Clive chuckled, “The other Baine.”
“I’ll let you finish before I bring that up again.”
“Good enough. As I was saying, the oil is pumped through this pipeline. The covered area you see is a miniature refinery, in part, at least. As the crude travels through this area, forty percent of one of its components, called gasoline, is extracted and pumped into an underground storage tank beneath our feet. The liquid is extremely flammable and volatile if confined without a means of pressure relief.”
“All that stuff is fine, well and good, so let’s talk about the old city of Baine.” Carl tipped his hat back and placed both hands on his hips. “From what I’ve gathered, and I believe these to be reliable sources, that place is just as lethal now as it was when people occupied its hallowed halls. And feel free to ignore the hallowed halls reference.”

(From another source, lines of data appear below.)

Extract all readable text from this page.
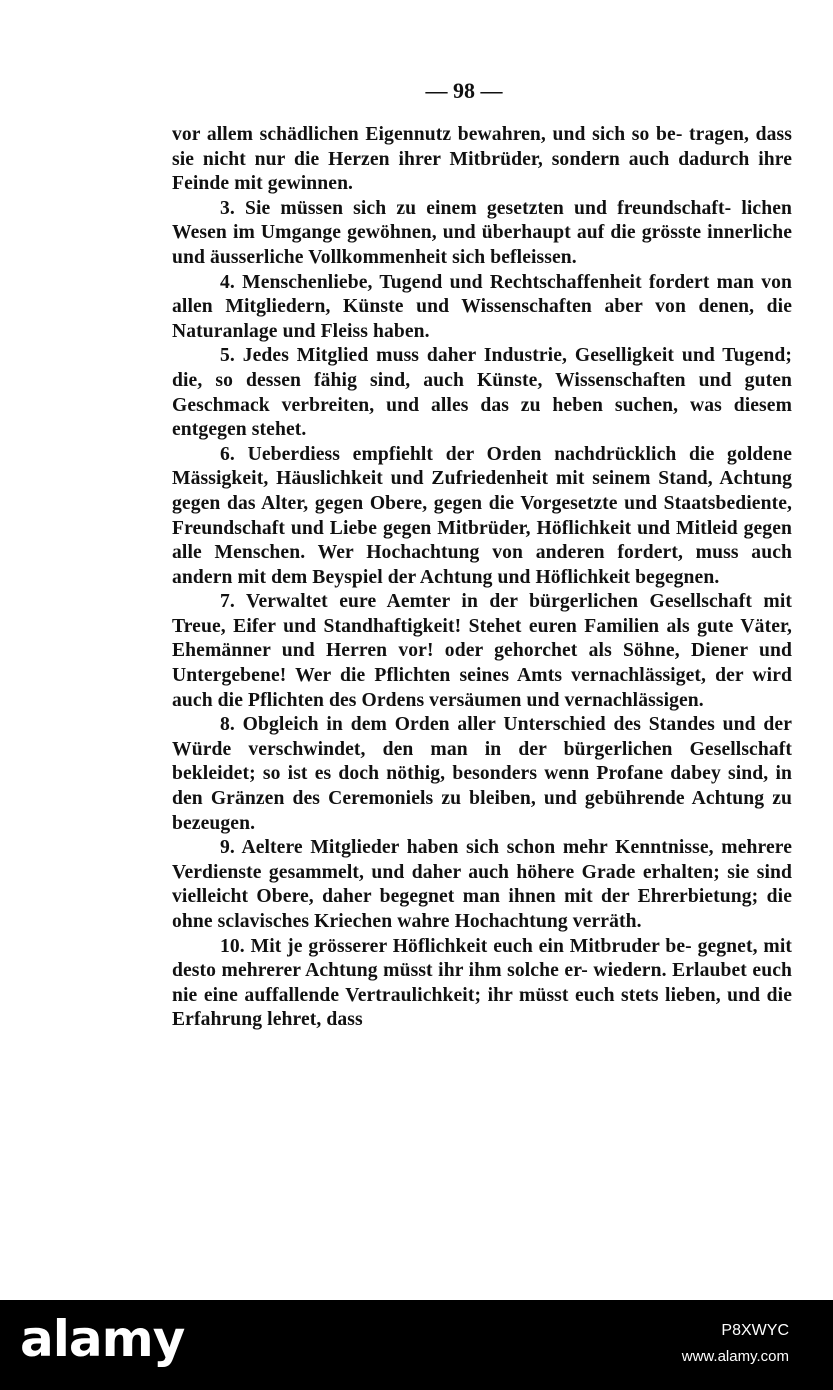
— 98 —

vor allem schädlichen Eigennutz bewahren, und sich so be- tragen, dass sie nicht nur die Herzen ihrer Mitbrüder, sondern auch dadurch ihre Feinde mit gewinnen.

3. Sie müssen sich zu einem gesetzten und freundschaft- lichen Wesen im Umgange gewöhnen, und überhaupt auf die grösste innerliche und äusserliche Vollkommenheit sich befleissen.

4. Menschenliebe, Tugend und Rechtschaffenheit fordert man von allen Mitgliedern, Künste und Wissenschaften aber von denen, die Naturanlage und Fleiss haben.

5. Jedes Mitglied muss daher Industrie, Geselligkeit und Tugend; die, so dessen fähig sind, auch Künste, Wissenschaften und guten Geschmack verbreiten, und alles das zu heben suchen, was diesem entgegen stehet.

6. Ueberdiess empfiehlt der Orden nachdrücklich die goldene Mässigkeit, Häuslichkeit und Zufriedenheit mit seinem Stand, Achtung gegen das Alter, gegen Obere, gegen die Vorgesetzte und Staatsbediente, Freundschaft und Liebe gegen Mitbrüder, Höflichkeit und Mitleid gegen alle Menschen. Wer Hochachtung von anderen fordert, muss auch andern mit dem Beyspiel der Achtung und Höflichkeit begegnen.

7. Verwaltet eure Aemter in der bürgerlichen Gesellschaft mit Treue, Eifer und Standhaftigkeit! Stehet euren Familien als gute Väter, Ehemänner und Herren vor! oder gehorchet als Söhne, Diener und Untergebene! Wer die Pflichten seines Amts vernachlässiget, der wird auch die Pflichten des Ordens versäumen und vernachlässigen.

8. Obgleich in dem Orden aller Unterschied des Standes und der Würde verschwindet, den man in der bürgerlichen Gesellschaft bekleidet; so ist es doch nöthig, besonders wenn Profane dabey sind, in den Gränzen des Ceremoniels zu bleiben, und gebührende Achtung zu bezeugen.

9. Aeltere Mitglieder haben sich schon mehr Kenntnisse, mehrere Verdienste gesammelt, und daher auch höhere Grade erhalten; sie sind vielleicht Obere, daher begegnet man ihnen mit der Ehrerbietung; die ohne sclavisches Kriechen wahre Hochachtung verräth.

10. Mit je grösserer Höflichkeit euch ein Mitbruder be- gegnet, mit desto mehrerer Achtung müsst ihr ihm solche er- wiedern. Erlaubet euch nie eine auffallende Vertraulichkeit; ihr müsst euch stets lieben, und die Erfahrung lehret, dass

alamy	P8XWYC
www.alamy.com
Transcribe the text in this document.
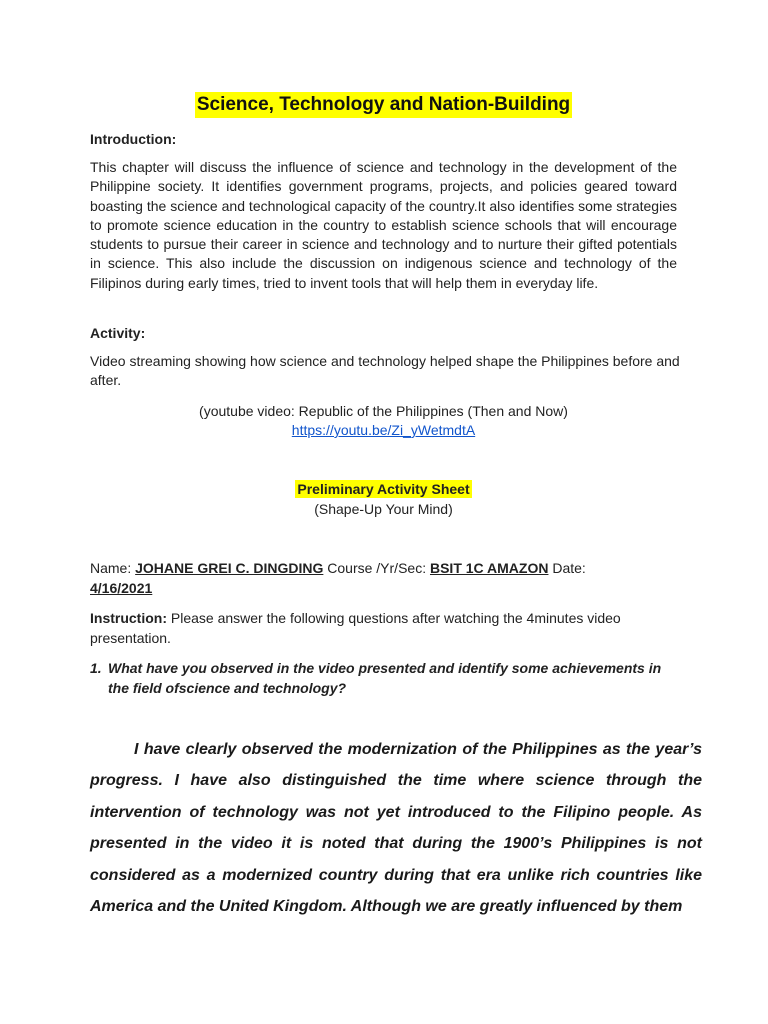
Science, Technology and Nation-Building
Introduction:
This chapter will discuss the influence of science and technology in the development of the Philippine society. It identifies government programs, projects, and policies geared toward boasting the science and technological capacity of the country.It also identifies some strategies to promote science education in the country to establish science schools that will encourage students to pursue their career in science and technology and to nurture their gifted potentials in science. This also include the discussion on indigenous science and technology of the Filipinos during early times, tried to invent tools that will help them in everyday life.
Activity:
Video streaming showing how science and technology helped shape the Philippines before and after.
(youtube video: Republic of the Philippines (Then and Now)
https://youtu.be/Zi_yWetmdtA
Preliminary Activity Sheet
(Shape-Up Your Mind)
Name: JOHANE GREI C. DINGDING Course /Yr/Sec: BSIT 1C AMAZON Date:
4/16/2021
Instruction: Please answer the following questions after watching the 4minutes video presentation.
1. What have you observed in the video presented and identify some achievements in the field ofscience and technology?
I have clearly observed the modernization of the Philippines as the year’s progress. I have also distinguished the time where science through the intervention of technology was not yet introduced to the Filipino people. As presented in the video it is noted that during the 1900’s Philippines is not considered as a modernized country during that era unlike rich countries like America and the United Kingdom. Although we are greatly influenced by them
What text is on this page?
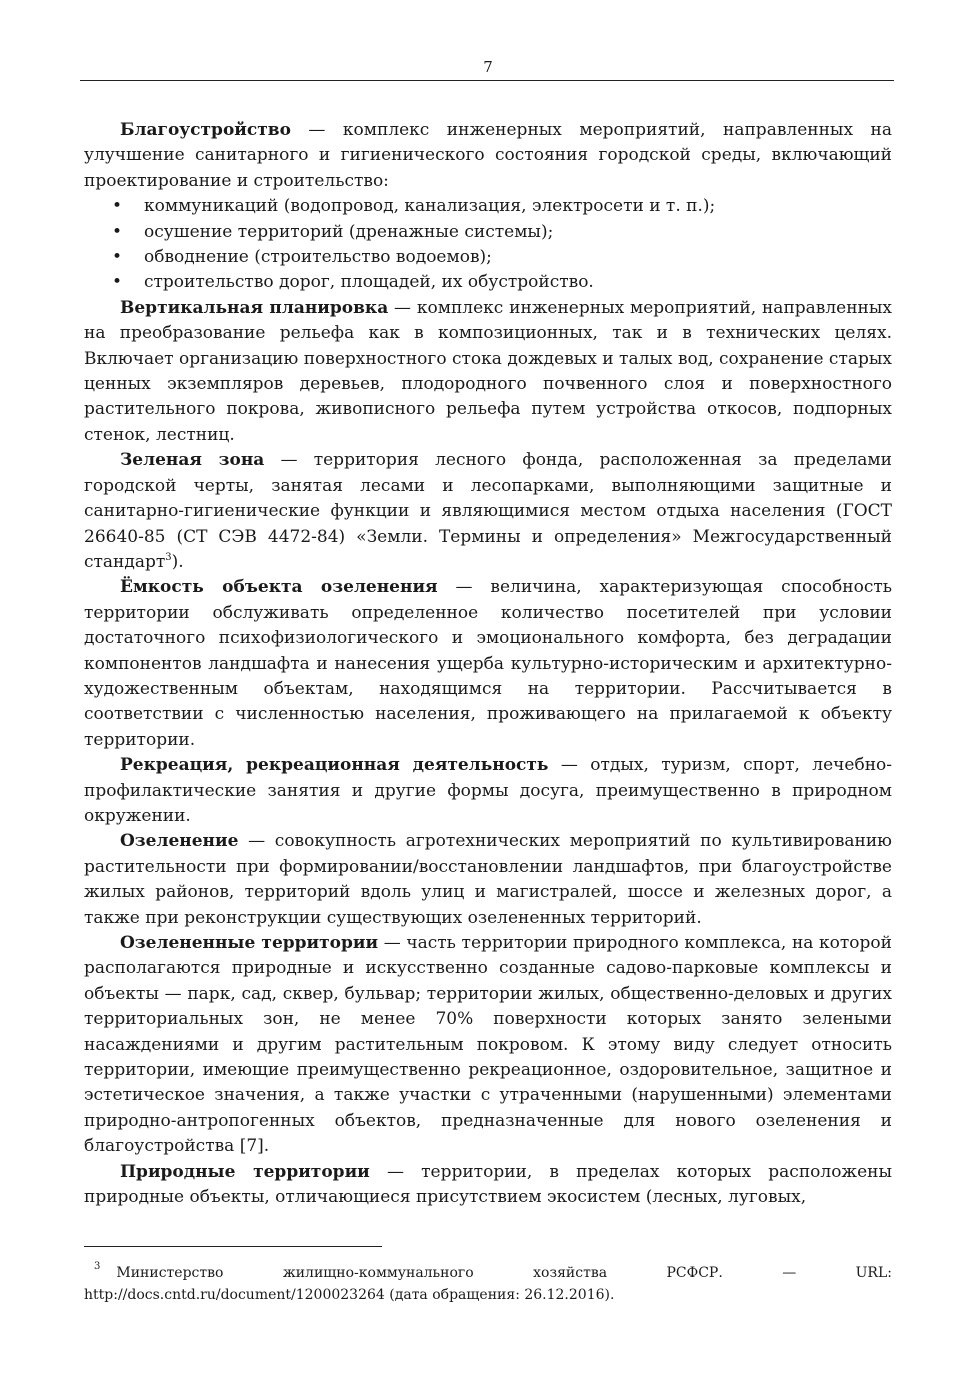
7

Благоустройство — комплекс инженерных мероприятий, направленных на улучшение санитарного и гигиенического состояния городской среды, включающий проектирование и строительство:

• коммуникаций (водопровод, канализация, электросети и т. п.);
• осушение территорий (дренажные системы);
• обводнение (строительство водоемов);
• строительство дорог, площадей, их обустройство.

Вертикальная планировка — комплекс инженерных мероприятий, направленных на преобразование рельефа как в композиционных, так и в технических целях. Включает организацию поверхностного стока дождевых и талых вод, сохранение старых ценных экземпляров деревьев, плодородного почвенного слоя и поверхностного растительного покрова, живописного рельефа путем устройства откосов, подпорных стенок, лестниц.

Зеленая зона — территория лесного фонда, расположенная за пределами городской черты, занятая лесами и лесопарками, выполняющими защитные и санитарно-гигиенические функции и являющимися местом отдыха населения (ГОСТ 26640-85 (СТ СЭВ 4472-84) «Земли. Термины и определения» Межгосударственный стандарт$^3$).

Ёмкость объекта озеленения — величина, характеризующая способность территории обслуживать определенное количество посетителей при условии достаточного психофизиологического и эмоционального комфорта, без деградации компонентов ландшафта и нанесения ущерба культурно-историческим и архитектурно-художественным объектам, находящимся на территории. Рассчитывается в соответствии с численностью населения, проживающего на прилагаемой к объекту территории.

Рекреация, рекреационная деятельность — отдых, туризм, спорт, лечебно-профилактические занятия и другие формы досуга, преимущественно в природном окружении.

Озеленение — совокупность агротехнических мероприятий по культивированию растительности при формировании/восстановлении ландшафтов, при благоустройстве жилых районов, территорий вдоль улиц и магистралей, шоссе и железных дорог, а также при реконструкции существующих озелененных территорий.

Озелененные территории — часть территории природного комплекса, на которой располагаются природные и искусственно созданные садово-парковые комплексы и объекты — парк, сад, сквер, бульвар; территории жилых, общественно-деловых и других территориальных зон, не менее 70% поверхности которых занято зелеными насаждениями и другим растительным покровом. К этому виду следует относить территории, имеющие преимущественно рекреационное, оздоровительное, защитное и эстетическое значения, а также участки с утраченными (нарушенными) элементами природно-антропогенных объектов, предназначенные для нового озеленения и благоустройства [7].

Природные территории — территории, в пределах которых расположены природные объекты, отличающиеся присутствием экосистем (лесных, луговых,

$^3$ Министерство жилищно-коммунального хозяйства РСФСР. — URL: http://docs.cntd.ru/document/1200023264 (дата обращения: 26.12.2016).
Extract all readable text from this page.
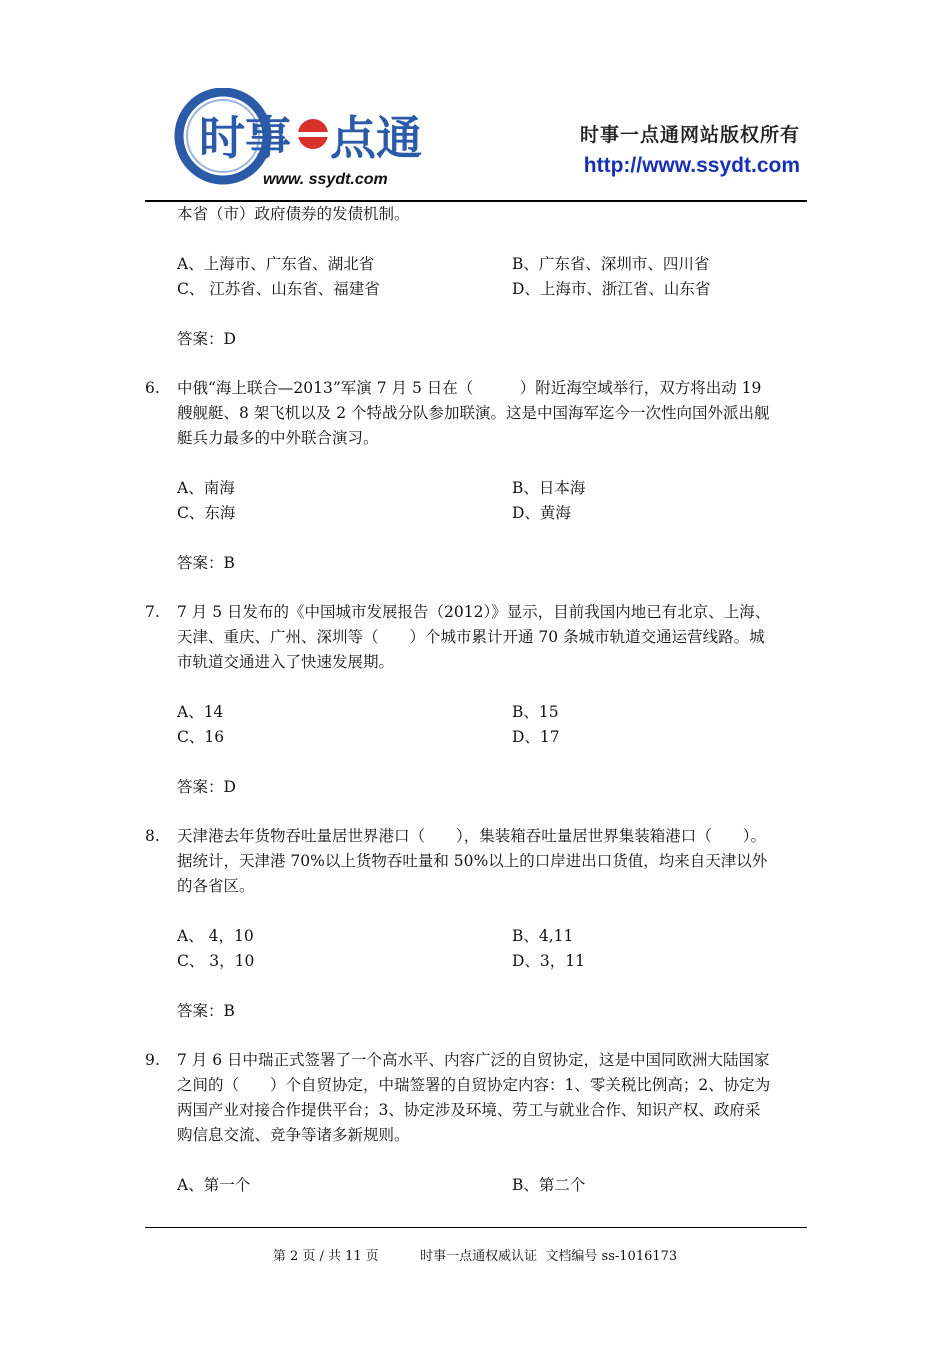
时事 点通
www. ssydt.com
时事一点通网站版权所有
http://www.ssydt.com
本省（市）政府债券的发债机制。
A、上海市、广东省、湖北省	B、广东省、深圳市、四川省
C、 江苏省、山东省、福建省	D、上海市、浙江省、山东省
答案：D
6. 中俄“海上联合—2013”军演 7 月 5 日在（　　　）附近海空域举行，双方将出动 19
艘舰艇、8 架飞机以及 2 个特战分队参加联演。这是中国海军迄今一次性向国外派出舰
艇兵力最多的中外联合演习。
A、南海	B、日本海
C、东海	D、黄海
答案：B
7. 7 月 5 日发布的《中国城市发展报告（2012）》显示，目前我国内地已有北京、上海、
天津、重庆、广州、深圳等（　　）个城市累计开通 70 条城市轨道交通运营线路。城
市轨道交通进入了快速发展期。
A、14	B、15
C、16	D、17
答案：D
8. 天津港去年货物吞吐量居世界港口（　　），集装箱吞吐量居世界集装箱港口（　　）。
据统计，天津港 70%以上货物吞吐量和 50%以上的口岸进出口货值，均来自天津以外
的各省区。
A、 4，10	B、4,11
C、 3，10	D、3，11
答案：B
9. 7 月 6 日中瑞正式签署了一个高水平、内容广泛的自贸协定，这是中国同欧洲大陆国家
之间的（　　）个自贸协定，中瑞签署的自贸协定内容：1、零关税比例高；2、协定为
两国产业对接合作提供平台；3、协定涉及环境、劳工与就业合作、知识产权、政府采
购信息交流、竞争等诸多新规则。
A、第一个	B、第二个
第 2 页 / 共 11 页	时事一点通权威认证  文档编号 ss-1016173
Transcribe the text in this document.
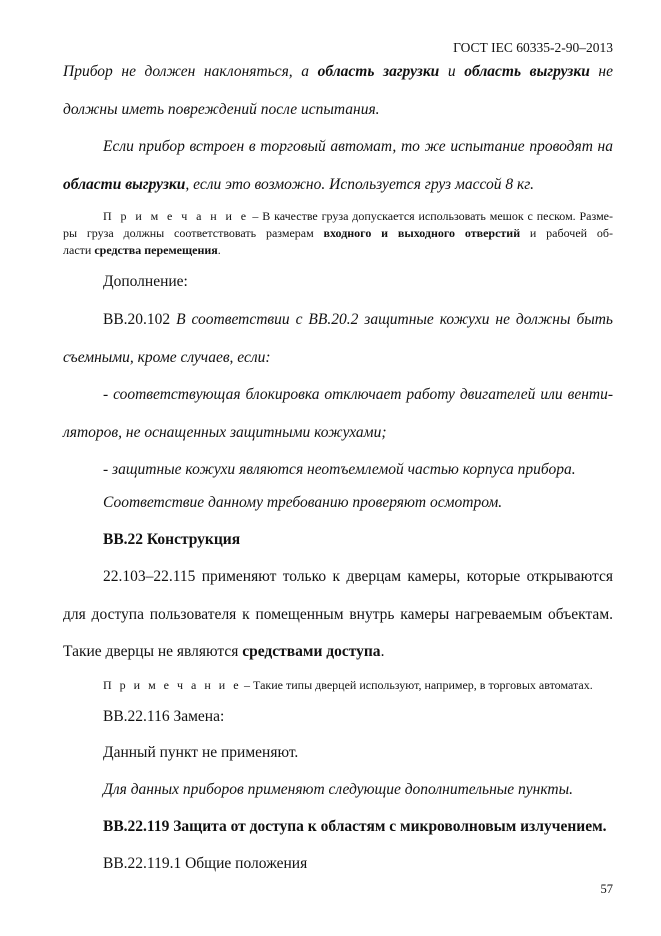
ГОСТ IEC 60335-2-90–2013
Прибор не должен наклоняться, а область загрузки и область выгрузки не
должны иметь повреждений после испытания.
Если прибор встроен в торговый автомат, то же испытание проводят на
области выгрузки, если это возможно. Используется груз массой 8 кг.
П р и м е ч а н и е – В качестве груза допускается использовать мешок с песком. Разме-
ры груза должны соответствовать размерам входного и выходного отверстий и рабочей об-
ласти средства перемещения.
Дополнение:
ВВ.20.102 В соответствии с ВВ.20.2 защитные кожухи не должны быть
съемными, кроме случаев, если:
- соответствующая блокировка отключает работу двигателей или венти-
ляторов, не оснащенных защитными кожухами;
- защитные кожухи являются неотъемлемой частью корпуса прибора.
Соответствие данному требованию проверяют осмотром.
ВВ.22 Конструкция
22.103–22.115 применяют только к дверцам камеры, которые открываются
для доступа пользователя к помещенным внутрь камеры нагреваемым объектам.
Такие дверцы не являются средствами доступа.
П р и м е ч а н и е – Такие типы дверцей используют, например, в торговых автоматах.
ВВ.22.116 Замена:
Данный пункт не применяют.
Для данных приборов применяют следующие дополнительные пункты.
ВВ.22.119 Защита от доступа к областям с микроволновым излучением.
ВВ.22.119.1 Общие положения
57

“Calm down,” Clive said, “what you’ve heard has brought about the exact response it was intended to. That way people would stay away from the old Baine, allowing us to work unabated by sightseers and crooks alike.”
“Hey, boss man,” Victor said, “we’ve got a problem. When we first arrived, our underground tanks were topped off. Since then, we’ve lost a third of our product out of tanks one and two, and it looks like tank three is gone.”
“You mean empty?”
“No, I mean gone.”
A barely perceptible groan could be felt.
“Now what?” Victor said.
“Well, I guess you got your answer,” Carl said.
Clive looked at him. “Allow me to refresh your memory and I quote, ‘I can’t help wondering what’s next.”
The floor buckled, the slight groan now a full-fledged symphony of twisting tanks, floor plates and girders being ripped in two.
“I believe that’s our signal,” Clive yelled over the ear splitting chaos.
Three men exited the doorway as the faux building collapsed. Loading once again into the buckboard, they relived a scene that had played out hours earlier and would play out again.